In the face of skyrocketing office vacancy rates and budget figures that are in the red – in part due to a lack of development and construction activity in the ACT - the Chief Minister yesterday announced a two year stimulus package.
After intense lobbying from various industry groups (particularly the Property Council) the ACT government has introduced changes to the lease variation charge regime and fees payable to extend the dates for commence and complete development covenants in ACT Crown leases (EOT charges).
The key questions are:
- Will the stimulus measures go far enough?
- What happens at the end of the 2 year stimulus period?
- What happens to those with pre 1 July 2012 EOT charges?
Lease Variation Charge (LVC)
Since the major reform to the LVC in 2011 to bring in a codified scheme there has been vigorous debate between the government and the property industry on whether the new scheme has actively discouraged development.
For the next two years the ACT government has agreed:
- to freeze the current rate and remissions levels for codified variations; and
- for non-codified variations increase the remission rate from 25% to 50%. This means that instead of paying an LVC of 75% of the determined increase in value of the Crown lease as a result of the variation, the LVC payable will now be 50% of the increase in value.
- an additional 25% LVC remission will be available to developers who incorporate high standards of sustainable design and/or adaptable housing in their projects. We are waiting to see what this actually requires developers to deliver.
These changes are significant.
While we have yet to see the supporting legislation to back up these stimulus measures, it appears the good news story in this is that developers get to factor in the new additional 25% remission upfront on non-codified variations (generally applicable to commercial developments). It is not clear however whether the additional 25% remission for sustainability/adaptable housing measures will only be available following completion of the development and the relevant Minister being satisfied that the development delivers on sustainability and/or adaptable housing.
Unfortunately the stimulus measures do not address other concerns with the LVC regime including that valuers are not to take into account existing improvements when carrying out the valuation or what is the position on seeking to credit off the value of Territory offsite works
The above changes to the LVC apply immediately going forward for all new applications (but only during this stimulus 2 year window)
In terms of EOT charges, the announced changes will have a varying impact on EOT fees incurred from 1 April 2014; those that have accrued between 1 July 2012 and 31 March 2014; and those accrued prior to 1 July 2012.
From 1 April 2014, rather than applying to breaches with respect to both development commencement breaches and development completion breaches, EOT charges will now only be applied if you fail to complete on time.
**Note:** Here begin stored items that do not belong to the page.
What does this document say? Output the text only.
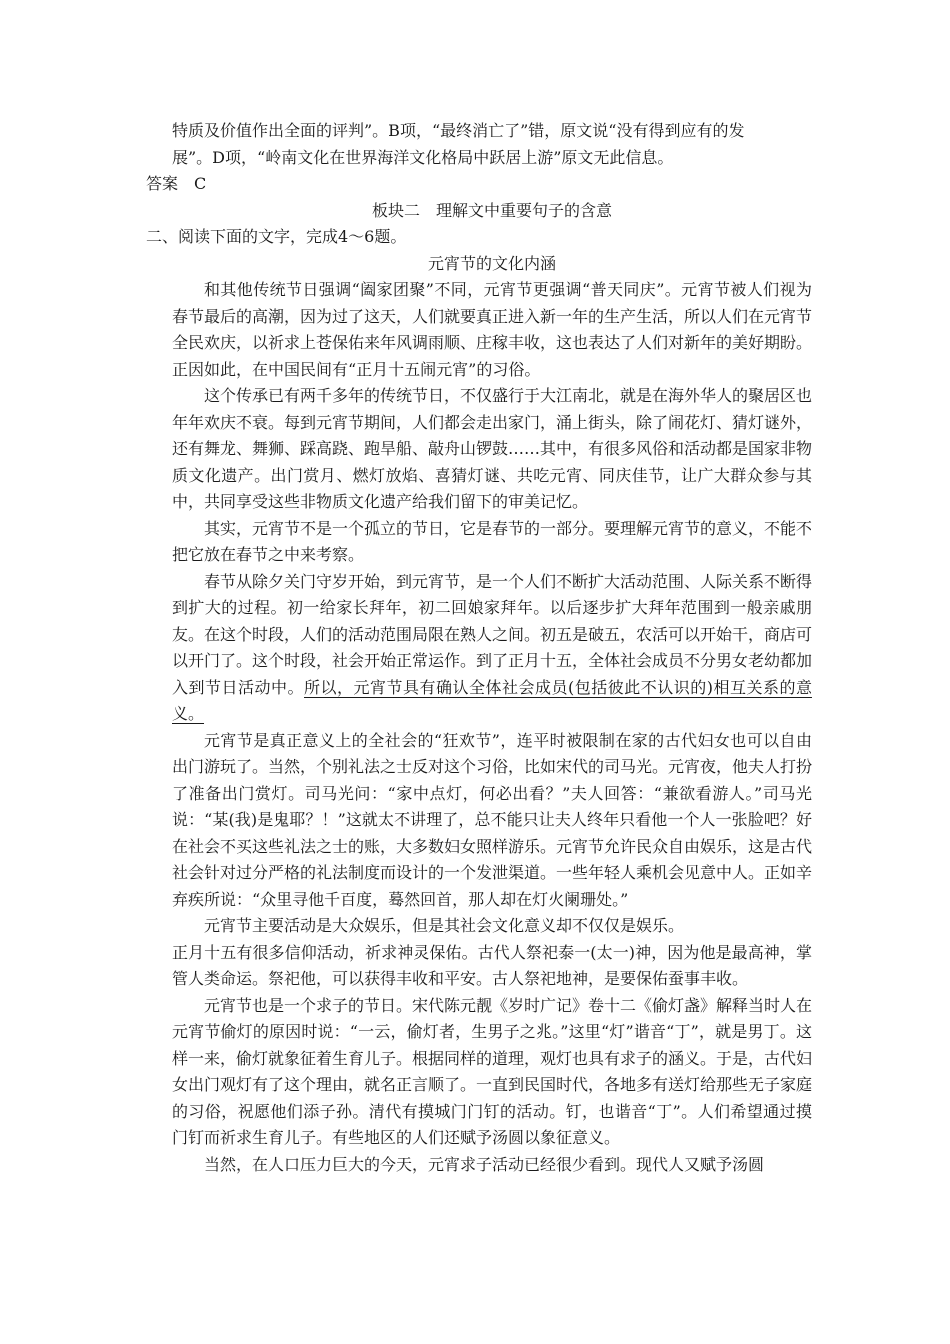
特质及价值作出全面的评判”。B项，“最终消亡了”错，原文说“没有得到应有的发
展”。D项，“岭南文化在世界海洋文化格局中跃居上游”原文无此信息。
答案　C
板块二　理解文中重要句子的含意
二、阅读下面的文字，完成4～6题。
元宵节的文化内涵
和其他传统节日强调“阖家团聚”不同，元宵节更强调“普天同庆”。元宵节被人们视为春节最后的高潮，因为过了这天，人们就要真正进入新一年的生产生活，所以人们在元宵节全民欢庆，以祈求上苍保佑来年风调雨顺、庄稼丰收，这也表达了人们对新年的美好期盼。正因如此，在中国民间有“正月十五闹元宵”的习俗。
这个传承已有两千多年的传统节日，不仅盛行于大江南北，就是在海外华人的聚居区也年年欢庆不衰。每到元宵节期间，人们都会走出家门，涌上街头，除了闹花灯、猜灯谜外，还有舞龙、舞狮、踩高跷、跑旱船、敲舟山锣鼓……其中，有很多风俗和活动都是国家非物质文化遗产。出门赏月、燃灯放焰、喜猜灯谜、共吃元宵、同庆佳节，让广大群众参与其中，共同享受这些非物质文化遗产给我们留下的审美记忆。
其实，元宵节不是一个孤立的节日，它是春节的一部分。要理解元宵节的意义，不能不把它放在春节之中来考察。
春节从除夕关门守岁开始，到元宵节，是一个人们不断扩大活动范围、人际关系不断得到扩大的过程。初一给家长拜年，初二回娘家拜年。以后逐步扩大拜年范围到一般亲戚朋友。在这个时段，人们的活动范围局限在熟人之间。初五是破五，农活可以开始干，商店可以开门了。这个时段，社会开始正常运作。到了正月十五，全体社会成员不分男女老幼都加入到节日活动中。所以，元宵节具有确认全体社会成员(包括彼此不认识的)相互关系的意义。
元宵节是真正意义上的全社会的“狂欢节”，连平时被限制在家的古代妇女也可以自由出门游玩了。当然，个别礼法之士反对这个习俗，比如宋代的司马光。元宵夜，他夫人打扮了准备出门赏灯。司马光问：“家中点灯，何必出看？”夫人回答：“兼欲看游人。”司马光说：“某(我)是鬼耶？！”这就太不讲理了，总不能只让夫人终年只看他一个人一张脸吧？好在社会不买这些礼法之士的账，大多数妇女照样游乐。元宵节允许民众自由娱乐，这是古代社会针对过分严格的礼法制度而设计的一个发泄渠道。一些年轻人乘机会见意中人。正如辛弃疾所说：“众里寻他千百度，蓦然回首，那人却在灯火阑珊处。”
元宵节主要活动是大众娱乐，但是其社会文化意义却不仅仅是娱乐。
正月十五有很多信仰活动，祈求神灵保佑。古代人祭祀泰一(太一)神，因为他是最高神，掌管人类命运。祭祀他，可以获得丰收和平安。古人祭祀地神，是要保佑蚕事丰收。
元宵节也是一个求子的节日。宋代陈元靓《岁时广记》卷十二《偷灯盏》解释当时人在元宵节偷灯的原因时说：“一云，偷灯者，生男子之兆。”这里“灯”谐音“丁”，就是男丁。这样一来，偷灯就象征着生育儿子。根据同样的道理，观灯也具有求子的涵义。于是，古代妇女出门观灯有了这个理由，就名正言顺了。一直到民国时代，各地多有送灯给那些无子家庭的习俗，祝愿他们添子孙。清代有摸城门门钉的活动。钉，也谐音“丁”。人们希望通过摸门钉而祈求生育儿子。有些地区的人们还赋予汤圆以象征意义。
当然，在人口压力巨大的今天，元宵求子活动已经很少看到。现代人又赋予汤圆
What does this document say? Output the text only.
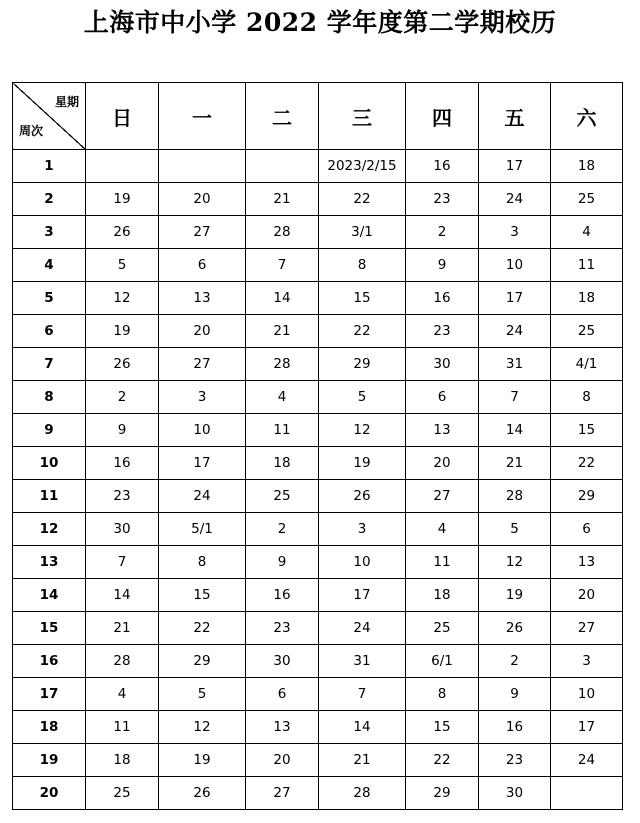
上海市中小学 2022 学年度第二学期校历
星期
周次	日	一	二	三	四	五	六
1				2023/2/15	16	17	18
2	19	20	21	22	23	24	25
3	26	27	28	3/1	2	3	4
4	5	6	7	8	9	10	11
5	12	13	14	15	16	17	18
6	19	20	21	22	23	24	25
7	26	27	28	29	30	31	4/1
8	2	3	4	5	6	7	8
9	9	10	11	12	13	14	15
10	16	17	18	19	20	21	22
11	23	24	25	26	27	28	29
12	30	5/1	2	3	4	5	6
13	7	8	9	10	11	12	13
14	14	15	16	17	18	19	20
15	21	22	23	24	25	26	27
16	28	29	30	31	6/1	2	3
17	4	5	6	7	8	9	10
18	11	12	13	14	15	16	17
19	18	19	20	21	22	23	24
20	25	26	27	28	29	30	
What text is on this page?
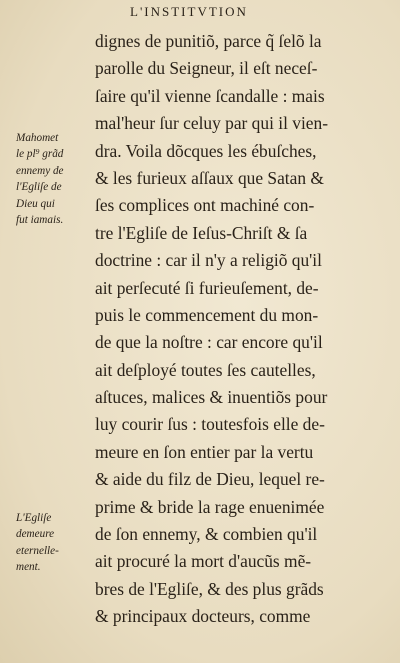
L'INSTITVTION
Mahomet
le pl⁹ grãd
ennemy de
l'Egliſe de
Dieu qui
fut iamais.
L'Egliſe
demeure
eternelle-
ment.
dignes de punitiõ, parce q̃ ſelõ la
parolle du Seigneur, il eſt neceſ-
ſaire qu'il vienne ſcandalle : mais
mal'heur ſur celuy par qui il vien-
dra. Voila dõcques les ébuſches,
& les furieux aſſaux que Satan &
ſes complices ont machiné con-
tre l'Egliſe de Ieſus-Chriſt & ſa
doctrine : car il n'y a religiõ qu'il
ait perſecuté ſi furieuſement, de-
puis le commencement du mon-
de que la noſtre : car encore qu'il
ait deſployé toutes ſes cautelles,
aſtuces, malices & inuentiõs pour
luy courir ſus : toutesfois elle de-
meure en ſon entier par la vertu
& aide du filz de Dieu, lequel re-
prime & bride la rage enuenimée
de ſon ennemy, & combien qu'il
ait procuré la mort d'aucũs mẽ-
bres de l'Egliſe, & des plus grãds
& principaux docteurs, comme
A sensible decision.
Additionally, EOT charges for failures to complete will not apply for the first four years of breach. From the fifth year onwards, EOT fees will be charged once per year equal to the amount of general rates payable (meaning your rates will double each year). While this will provide developers with some relief it does seem to mean that onwners will be automatically billed the charge if they have not obtained their certificate of completion within 4 years of the required date for each year of the failure to complete.
For those owners who incurred EOT charges or paid EOT charges for the period 1 July 2012 until 31 March 2014 (the waiver period), EOT fees will be waived and those already paid will be refunded. This is significant and welcome.
Unfortunately, a line in the sand has been drawn and for those owners who still owe or paid large sums in respect of EOT charges for a period prior to 1 July 2012, there has been no announcement about waivers or refunds. Anyone who paid or owes fees prior to that date would therefore need to have recourse to the waiver process that is at the discretion of the ACT Treasurer.